Sussex Business Times also got behind the wheel of two Suzuki models: the Swift and the Baleno. Here, we provide you with our thoughts
The Suzuki Swift began in 1985 as a marketing and manufacturing rebadge of the Suzuki Cultus, manufactured and marketed worldwide across three generations and four body configurations — three-door hatchback, four-door sedan, five-door hatchback and two-door convertible — although overtime, this model has seen many improvements.
The Swift provided us with a lot of fun and offered a certain sense of nostalgia, being reminiscent of the much older Swift models. Smaller cars can often be more fun to drive, taking you back to the first cars you ever owned and at a tie when the only way to drive was as though you were in a go-cart. The obvious improvements in this model are clear, especially in terms of the car’s build and general motoring tech.
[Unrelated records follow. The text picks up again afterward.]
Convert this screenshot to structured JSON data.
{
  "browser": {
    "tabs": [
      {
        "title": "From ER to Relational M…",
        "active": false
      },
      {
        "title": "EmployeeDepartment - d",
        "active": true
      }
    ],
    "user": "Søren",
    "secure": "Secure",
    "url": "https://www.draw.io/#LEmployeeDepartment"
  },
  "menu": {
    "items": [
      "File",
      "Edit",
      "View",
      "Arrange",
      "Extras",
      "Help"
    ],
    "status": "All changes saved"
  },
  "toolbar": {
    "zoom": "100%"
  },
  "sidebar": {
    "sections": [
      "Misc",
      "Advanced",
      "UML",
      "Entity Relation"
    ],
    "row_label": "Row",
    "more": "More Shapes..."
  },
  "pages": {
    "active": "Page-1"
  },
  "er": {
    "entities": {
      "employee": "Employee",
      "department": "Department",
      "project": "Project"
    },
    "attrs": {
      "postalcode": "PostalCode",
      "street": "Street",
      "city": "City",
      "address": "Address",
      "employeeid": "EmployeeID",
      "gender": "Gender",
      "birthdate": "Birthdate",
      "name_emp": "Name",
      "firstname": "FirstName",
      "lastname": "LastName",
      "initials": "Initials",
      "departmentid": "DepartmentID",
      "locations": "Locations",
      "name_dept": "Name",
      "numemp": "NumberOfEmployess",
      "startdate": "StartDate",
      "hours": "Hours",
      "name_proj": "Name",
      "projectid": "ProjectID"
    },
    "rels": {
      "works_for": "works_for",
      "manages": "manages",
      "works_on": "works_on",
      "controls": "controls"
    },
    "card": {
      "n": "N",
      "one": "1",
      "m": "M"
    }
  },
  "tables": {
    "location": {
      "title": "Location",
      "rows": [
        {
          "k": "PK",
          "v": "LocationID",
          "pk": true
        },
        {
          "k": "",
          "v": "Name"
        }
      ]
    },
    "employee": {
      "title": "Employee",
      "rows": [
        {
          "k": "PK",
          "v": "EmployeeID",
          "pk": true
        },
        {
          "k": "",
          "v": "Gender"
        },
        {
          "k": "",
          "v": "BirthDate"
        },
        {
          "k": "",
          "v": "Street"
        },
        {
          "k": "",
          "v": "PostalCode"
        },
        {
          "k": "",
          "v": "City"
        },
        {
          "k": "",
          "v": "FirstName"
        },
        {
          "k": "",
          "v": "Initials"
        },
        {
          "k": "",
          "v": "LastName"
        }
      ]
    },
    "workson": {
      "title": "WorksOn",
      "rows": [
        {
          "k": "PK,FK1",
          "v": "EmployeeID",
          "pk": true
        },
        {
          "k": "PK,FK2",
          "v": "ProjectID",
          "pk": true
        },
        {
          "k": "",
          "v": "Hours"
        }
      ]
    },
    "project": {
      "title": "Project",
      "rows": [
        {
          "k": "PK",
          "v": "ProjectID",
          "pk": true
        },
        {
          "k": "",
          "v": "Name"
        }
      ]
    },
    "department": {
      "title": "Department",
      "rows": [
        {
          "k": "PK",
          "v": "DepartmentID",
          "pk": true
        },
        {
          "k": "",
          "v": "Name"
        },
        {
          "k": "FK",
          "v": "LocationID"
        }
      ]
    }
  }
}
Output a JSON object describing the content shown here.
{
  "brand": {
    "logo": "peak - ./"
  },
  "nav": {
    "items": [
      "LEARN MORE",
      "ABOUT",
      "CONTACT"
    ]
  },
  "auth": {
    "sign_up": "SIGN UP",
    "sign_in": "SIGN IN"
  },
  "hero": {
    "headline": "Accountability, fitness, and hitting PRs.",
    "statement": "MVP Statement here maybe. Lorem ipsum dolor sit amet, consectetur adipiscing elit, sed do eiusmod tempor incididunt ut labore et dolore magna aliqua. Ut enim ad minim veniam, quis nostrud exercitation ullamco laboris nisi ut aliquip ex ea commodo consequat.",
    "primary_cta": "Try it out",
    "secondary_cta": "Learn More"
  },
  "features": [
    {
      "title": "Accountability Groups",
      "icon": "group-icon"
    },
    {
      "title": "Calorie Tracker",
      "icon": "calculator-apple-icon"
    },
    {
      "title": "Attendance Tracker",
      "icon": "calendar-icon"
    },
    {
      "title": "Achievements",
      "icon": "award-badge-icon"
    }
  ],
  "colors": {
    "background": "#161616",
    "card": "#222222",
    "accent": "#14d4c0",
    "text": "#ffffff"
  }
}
The Suzuki Swift boasts a K12B Dualjet engine, cruise control, tilt adjustable steering wheel, gear shift indicator, 16” alloy wheels, Bluetooth integrated audio unit and steering wheel mounted audio controls. Howveer, the real plusses that come along with the Swift are the fuel economy and convenience of town or city driving. They’re simple to park and boast plenty of initial poke to get you out of junctions and to keep up with town traffic, although you wouldn’t really want to venture out onto the Motorways all too often in it. The only thing missing from this little run-around is a Sat-Nav.
Who in the business would drive the Swift? Probably the office junior, or maybe the intern. Definitely not the sales rep or MD, although this doesn’t necessarily mean it doesn’t make for a great little car; it’s just not one for the more experienced drivers out there.
As the bigger brother to the Suzuki Swift, the Baleno gives a little more space and a little more comfort than the Swift. Having two small cars in this part of the Suzuki range poses benefits to the manufacturer, as this is an area they excel in and where a lot of their customer base is.
The Suzuki Baleno boasts many of elements and gadgets you would expect in a modern-day car; electric front and rear windows, gear shift indicator, outside temperature display, fuel consumption display, automatic headlamps, green-tinted windows and USB and AUX connectors as well as Bluetooth integrated into the audio unit, DAB digital radio, navigation system and smartphone linkage.
The general feel and build quality inside the Baleno is OK. It’s relatively comfortable but the finish is generally in the lower end, with a slightly plastic feel to many of the components. It’s a car that’s likely to fail in exciting the younger crowd and will more likely be one for older drivers that may use it to nip to the shops each week, spending the rest of the time gathering dust in the garage.
Overall, the Baleno is a good car, which offers more of a sense of security and safety in comparison to the Swift. Who in the business would drive it? Probably the accounts team, junior sales.